0 5 10 ? smoothies 0 2 4 6 min

5. Two bottles of the same juice are on sale. Bottle A: 3 cups for $4.50. Bottle B: 5 cups for $6.50. Which is the better deal (lower price per cup)?

Level 1 · support Sentence starters for explaining

"The ratio is ____ to ____. The ____ changed by × ____, so I multiplied the other amount by ____ too. My answer is ____."

"La razón es ____ a ____. Multipliqué las dos cantidades por ____. Mi respuesta es ____."

Level 2 · enrichment Reverse it

A smoothie batch uses berries and juice in a 2 : 3 ratio and contains 20 cups of juice. Work backwards to find the scoops of berries. Then write a one-sentence rule for scaling a ratio when you know the larger amount.

Teacher Notes & Answer Key (not printed)

Stage-by-Stage Notes (Engage → Explore → Explain → Apply → Reflect)

  • Engage: students guess whether a new mix tastes the same; surface intuition about ratios before formal work.
  • Explore: the live mixer lets students build equivalent ratios; have them notice both numbers scale together.
  • Explain: define ratio, equivalent ratio, and unit rate; connect to the simplified form.
  • Apply: see answer key below.
  • Reflect: students explain why both numbers must scale and where unit rates help.

Apply — Answer Key

  • Q1 — Equivalent ratio: 2 : 3 with 6 cups juice → 6 ÷ 3 = 2, so 2 × 2 = 4 scoops berries.
  • Q2 — Equivalent ratio (MC): answer c.
  • Q3 — Unit rate: 1.5 (e.g. 3 ÷ 2).
  • Q4 — Scale up: 15.
  • Q5 — Better-deal compare (MC): answer b.

Standard

CCSS 6.RP.A.1–3.

5 Reflect

Think about your thinking

A. To keep a recipe tasting the same, what do you have to do to both numbers in the ratio? Explain in your own words.

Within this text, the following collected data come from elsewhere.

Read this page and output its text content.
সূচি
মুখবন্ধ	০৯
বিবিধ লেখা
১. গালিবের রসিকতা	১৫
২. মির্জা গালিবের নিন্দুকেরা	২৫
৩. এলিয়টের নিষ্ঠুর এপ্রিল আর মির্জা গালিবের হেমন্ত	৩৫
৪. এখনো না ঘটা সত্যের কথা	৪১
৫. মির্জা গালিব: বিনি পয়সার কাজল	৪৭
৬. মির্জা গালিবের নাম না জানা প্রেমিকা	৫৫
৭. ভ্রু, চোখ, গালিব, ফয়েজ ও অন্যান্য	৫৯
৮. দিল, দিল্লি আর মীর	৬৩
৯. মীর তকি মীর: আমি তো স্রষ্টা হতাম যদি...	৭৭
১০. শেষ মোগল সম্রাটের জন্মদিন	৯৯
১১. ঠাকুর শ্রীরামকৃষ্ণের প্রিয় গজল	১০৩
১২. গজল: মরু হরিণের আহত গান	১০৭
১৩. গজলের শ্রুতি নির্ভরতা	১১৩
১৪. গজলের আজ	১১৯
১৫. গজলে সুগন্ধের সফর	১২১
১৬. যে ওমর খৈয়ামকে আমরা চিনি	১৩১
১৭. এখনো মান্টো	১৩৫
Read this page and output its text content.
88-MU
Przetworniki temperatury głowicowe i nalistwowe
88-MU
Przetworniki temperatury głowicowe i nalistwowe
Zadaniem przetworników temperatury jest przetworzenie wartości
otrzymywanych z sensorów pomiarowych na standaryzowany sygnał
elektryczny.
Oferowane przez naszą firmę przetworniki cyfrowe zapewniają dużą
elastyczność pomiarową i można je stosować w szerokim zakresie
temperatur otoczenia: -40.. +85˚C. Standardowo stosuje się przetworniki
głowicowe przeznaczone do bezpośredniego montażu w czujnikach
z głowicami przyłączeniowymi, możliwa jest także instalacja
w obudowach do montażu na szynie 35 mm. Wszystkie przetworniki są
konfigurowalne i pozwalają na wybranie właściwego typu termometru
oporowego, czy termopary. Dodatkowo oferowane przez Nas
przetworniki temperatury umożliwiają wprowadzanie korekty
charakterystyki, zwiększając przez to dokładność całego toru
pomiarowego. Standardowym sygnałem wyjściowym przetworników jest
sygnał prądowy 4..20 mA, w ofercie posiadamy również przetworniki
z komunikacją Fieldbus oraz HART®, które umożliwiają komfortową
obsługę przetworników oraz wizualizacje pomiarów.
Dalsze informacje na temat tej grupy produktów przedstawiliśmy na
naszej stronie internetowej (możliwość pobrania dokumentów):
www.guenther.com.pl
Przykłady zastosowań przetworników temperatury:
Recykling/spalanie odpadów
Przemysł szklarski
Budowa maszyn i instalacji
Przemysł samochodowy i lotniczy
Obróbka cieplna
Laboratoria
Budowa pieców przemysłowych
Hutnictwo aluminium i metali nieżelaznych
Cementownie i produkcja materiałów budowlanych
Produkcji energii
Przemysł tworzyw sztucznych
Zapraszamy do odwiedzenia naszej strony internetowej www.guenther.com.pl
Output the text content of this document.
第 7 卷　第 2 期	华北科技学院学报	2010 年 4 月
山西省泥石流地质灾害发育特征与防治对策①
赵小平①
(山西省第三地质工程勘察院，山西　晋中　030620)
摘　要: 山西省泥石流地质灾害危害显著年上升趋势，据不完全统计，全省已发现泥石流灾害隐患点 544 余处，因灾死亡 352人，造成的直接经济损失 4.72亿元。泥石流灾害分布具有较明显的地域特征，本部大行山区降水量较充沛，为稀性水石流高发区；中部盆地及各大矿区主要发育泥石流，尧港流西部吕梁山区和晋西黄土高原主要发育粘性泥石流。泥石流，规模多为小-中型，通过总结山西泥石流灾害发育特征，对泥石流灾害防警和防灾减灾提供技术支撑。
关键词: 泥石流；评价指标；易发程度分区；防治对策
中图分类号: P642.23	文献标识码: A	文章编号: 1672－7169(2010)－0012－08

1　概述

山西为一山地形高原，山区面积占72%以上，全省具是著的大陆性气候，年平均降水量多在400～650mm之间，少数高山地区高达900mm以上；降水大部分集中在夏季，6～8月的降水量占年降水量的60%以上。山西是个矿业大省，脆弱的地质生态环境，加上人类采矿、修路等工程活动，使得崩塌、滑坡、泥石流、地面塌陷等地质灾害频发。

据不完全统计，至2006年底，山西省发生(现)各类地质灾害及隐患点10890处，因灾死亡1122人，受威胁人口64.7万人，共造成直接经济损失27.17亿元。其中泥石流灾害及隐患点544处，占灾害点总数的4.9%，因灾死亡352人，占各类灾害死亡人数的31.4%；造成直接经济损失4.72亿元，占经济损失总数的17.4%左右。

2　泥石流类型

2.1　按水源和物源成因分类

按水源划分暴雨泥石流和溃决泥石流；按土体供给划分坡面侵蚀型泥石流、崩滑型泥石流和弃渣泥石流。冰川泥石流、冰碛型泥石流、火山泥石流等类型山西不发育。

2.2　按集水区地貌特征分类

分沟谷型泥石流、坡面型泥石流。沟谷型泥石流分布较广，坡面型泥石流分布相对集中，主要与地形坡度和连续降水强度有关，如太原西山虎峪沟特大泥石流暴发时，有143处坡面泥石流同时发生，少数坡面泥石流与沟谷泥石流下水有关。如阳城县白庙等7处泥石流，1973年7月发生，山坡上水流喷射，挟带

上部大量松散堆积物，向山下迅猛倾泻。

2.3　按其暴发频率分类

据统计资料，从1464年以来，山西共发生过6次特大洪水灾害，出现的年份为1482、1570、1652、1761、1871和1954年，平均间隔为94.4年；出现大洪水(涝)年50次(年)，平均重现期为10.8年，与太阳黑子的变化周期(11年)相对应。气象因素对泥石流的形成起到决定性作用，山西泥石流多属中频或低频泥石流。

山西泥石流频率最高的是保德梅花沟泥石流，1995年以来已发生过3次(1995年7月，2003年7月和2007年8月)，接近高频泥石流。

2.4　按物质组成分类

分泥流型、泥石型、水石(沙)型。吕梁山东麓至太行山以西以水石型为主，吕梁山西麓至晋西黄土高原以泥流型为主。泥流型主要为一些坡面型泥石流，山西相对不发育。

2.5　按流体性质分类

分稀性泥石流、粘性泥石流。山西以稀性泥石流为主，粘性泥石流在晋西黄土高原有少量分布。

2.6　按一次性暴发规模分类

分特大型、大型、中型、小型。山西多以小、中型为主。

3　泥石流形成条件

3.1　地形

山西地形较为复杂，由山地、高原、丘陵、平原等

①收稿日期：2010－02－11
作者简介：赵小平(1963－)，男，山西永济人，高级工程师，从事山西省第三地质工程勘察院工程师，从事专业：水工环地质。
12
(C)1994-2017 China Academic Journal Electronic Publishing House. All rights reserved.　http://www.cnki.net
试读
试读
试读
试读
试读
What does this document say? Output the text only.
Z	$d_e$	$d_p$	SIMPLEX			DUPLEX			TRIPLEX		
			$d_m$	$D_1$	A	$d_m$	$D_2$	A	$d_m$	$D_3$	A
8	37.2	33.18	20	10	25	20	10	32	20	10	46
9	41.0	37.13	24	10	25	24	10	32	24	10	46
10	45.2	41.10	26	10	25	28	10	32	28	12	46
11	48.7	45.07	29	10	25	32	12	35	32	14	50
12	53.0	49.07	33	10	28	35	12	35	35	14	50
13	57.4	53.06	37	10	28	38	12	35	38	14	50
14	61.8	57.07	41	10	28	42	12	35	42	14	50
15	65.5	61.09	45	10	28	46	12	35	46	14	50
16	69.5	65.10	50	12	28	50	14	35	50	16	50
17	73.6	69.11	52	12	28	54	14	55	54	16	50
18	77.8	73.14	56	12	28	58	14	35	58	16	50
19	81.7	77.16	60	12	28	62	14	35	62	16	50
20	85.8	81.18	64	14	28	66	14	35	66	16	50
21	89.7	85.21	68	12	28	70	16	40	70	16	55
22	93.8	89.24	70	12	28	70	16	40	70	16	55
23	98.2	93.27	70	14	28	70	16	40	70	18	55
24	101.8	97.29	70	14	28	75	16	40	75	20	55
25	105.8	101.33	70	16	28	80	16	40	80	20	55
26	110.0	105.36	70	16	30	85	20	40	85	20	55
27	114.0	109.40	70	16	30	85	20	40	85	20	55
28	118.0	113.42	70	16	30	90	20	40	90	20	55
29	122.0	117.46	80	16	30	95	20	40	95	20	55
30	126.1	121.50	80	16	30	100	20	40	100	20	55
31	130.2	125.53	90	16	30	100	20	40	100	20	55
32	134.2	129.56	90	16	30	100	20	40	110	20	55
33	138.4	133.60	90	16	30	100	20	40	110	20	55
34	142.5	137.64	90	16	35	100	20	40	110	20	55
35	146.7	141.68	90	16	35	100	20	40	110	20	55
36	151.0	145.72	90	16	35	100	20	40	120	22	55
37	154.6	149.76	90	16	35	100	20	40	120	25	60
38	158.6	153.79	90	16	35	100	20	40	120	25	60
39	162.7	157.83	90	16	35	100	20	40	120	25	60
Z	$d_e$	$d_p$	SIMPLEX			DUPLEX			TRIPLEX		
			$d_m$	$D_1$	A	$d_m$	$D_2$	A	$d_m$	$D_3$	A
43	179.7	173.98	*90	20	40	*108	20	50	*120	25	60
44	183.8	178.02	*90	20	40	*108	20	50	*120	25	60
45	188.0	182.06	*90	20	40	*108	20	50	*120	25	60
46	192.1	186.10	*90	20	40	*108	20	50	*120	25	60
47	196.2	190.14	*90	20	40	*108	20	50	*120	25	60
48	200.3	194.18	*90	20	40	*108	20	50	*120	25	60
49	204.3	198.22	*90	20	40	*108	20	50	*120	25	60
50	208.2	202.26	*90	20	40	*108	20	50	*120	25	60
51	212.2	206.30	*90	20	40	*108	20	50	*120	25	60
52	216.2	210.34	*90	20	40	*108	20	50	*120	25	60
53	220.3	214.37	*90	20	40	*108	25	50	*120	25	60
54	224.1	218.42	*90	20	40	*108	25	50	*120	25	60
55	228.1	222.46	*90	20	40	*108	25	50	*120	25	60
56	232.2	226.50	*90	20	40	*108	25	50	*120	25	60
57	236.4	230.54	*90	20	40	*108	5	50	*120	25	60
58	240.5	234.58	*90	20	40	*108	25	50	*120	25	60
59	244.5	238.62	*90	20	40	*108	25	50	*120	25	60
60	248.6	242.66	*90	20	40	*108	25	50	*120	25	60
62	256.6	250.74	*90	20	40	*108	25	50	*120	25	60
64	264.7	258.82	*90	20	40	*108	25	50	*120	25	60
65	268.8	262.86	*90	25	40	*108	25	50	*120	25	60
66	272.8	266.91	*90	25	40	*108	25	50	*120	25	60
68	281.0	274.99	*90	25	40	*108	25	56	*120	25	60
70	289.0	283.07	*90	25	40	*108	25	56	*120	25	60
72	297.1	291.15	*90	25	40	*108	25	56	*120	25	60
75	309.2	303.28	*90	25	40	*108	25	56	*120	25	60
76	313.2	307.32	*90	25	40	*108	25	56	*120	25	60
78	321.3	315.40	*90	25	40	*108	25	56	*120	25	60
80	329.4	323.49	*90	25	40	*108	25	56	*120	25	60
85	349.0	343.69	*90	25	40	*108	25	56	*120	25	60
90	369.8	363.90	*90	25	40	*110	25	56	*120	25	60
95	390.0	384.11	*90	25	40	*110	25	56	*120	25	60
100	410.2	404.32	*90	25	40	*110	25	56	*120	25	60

B. Why is a unit rate ("per 1") useful when you are deciding which deal to buy? Give a real example.

C. One thing that is now clear to me / Una cosa que ahora entiendo bien:

Your reflections save with this HyperDoc when you use Save as PDF or Save as DOC above.

6 Extend

Optional challenge project

Design a smoothie menu for the Berry Blast Cart

Invent three new smoothies. For each one:

  1. Write the ingredient ratio (for example, 3 : 2 berries to juice).
  2. Scale it up to a "family batch" that serves 6 — show your equivalent-ratio table.
  3. Set a price, then calculate the unit rate (price per cup) so a customer can compare deals.

Inventa tres batidos. Escribe la razón, haz una tabla de razones equivalentes y calcula el precio por taza (tasa por unidad).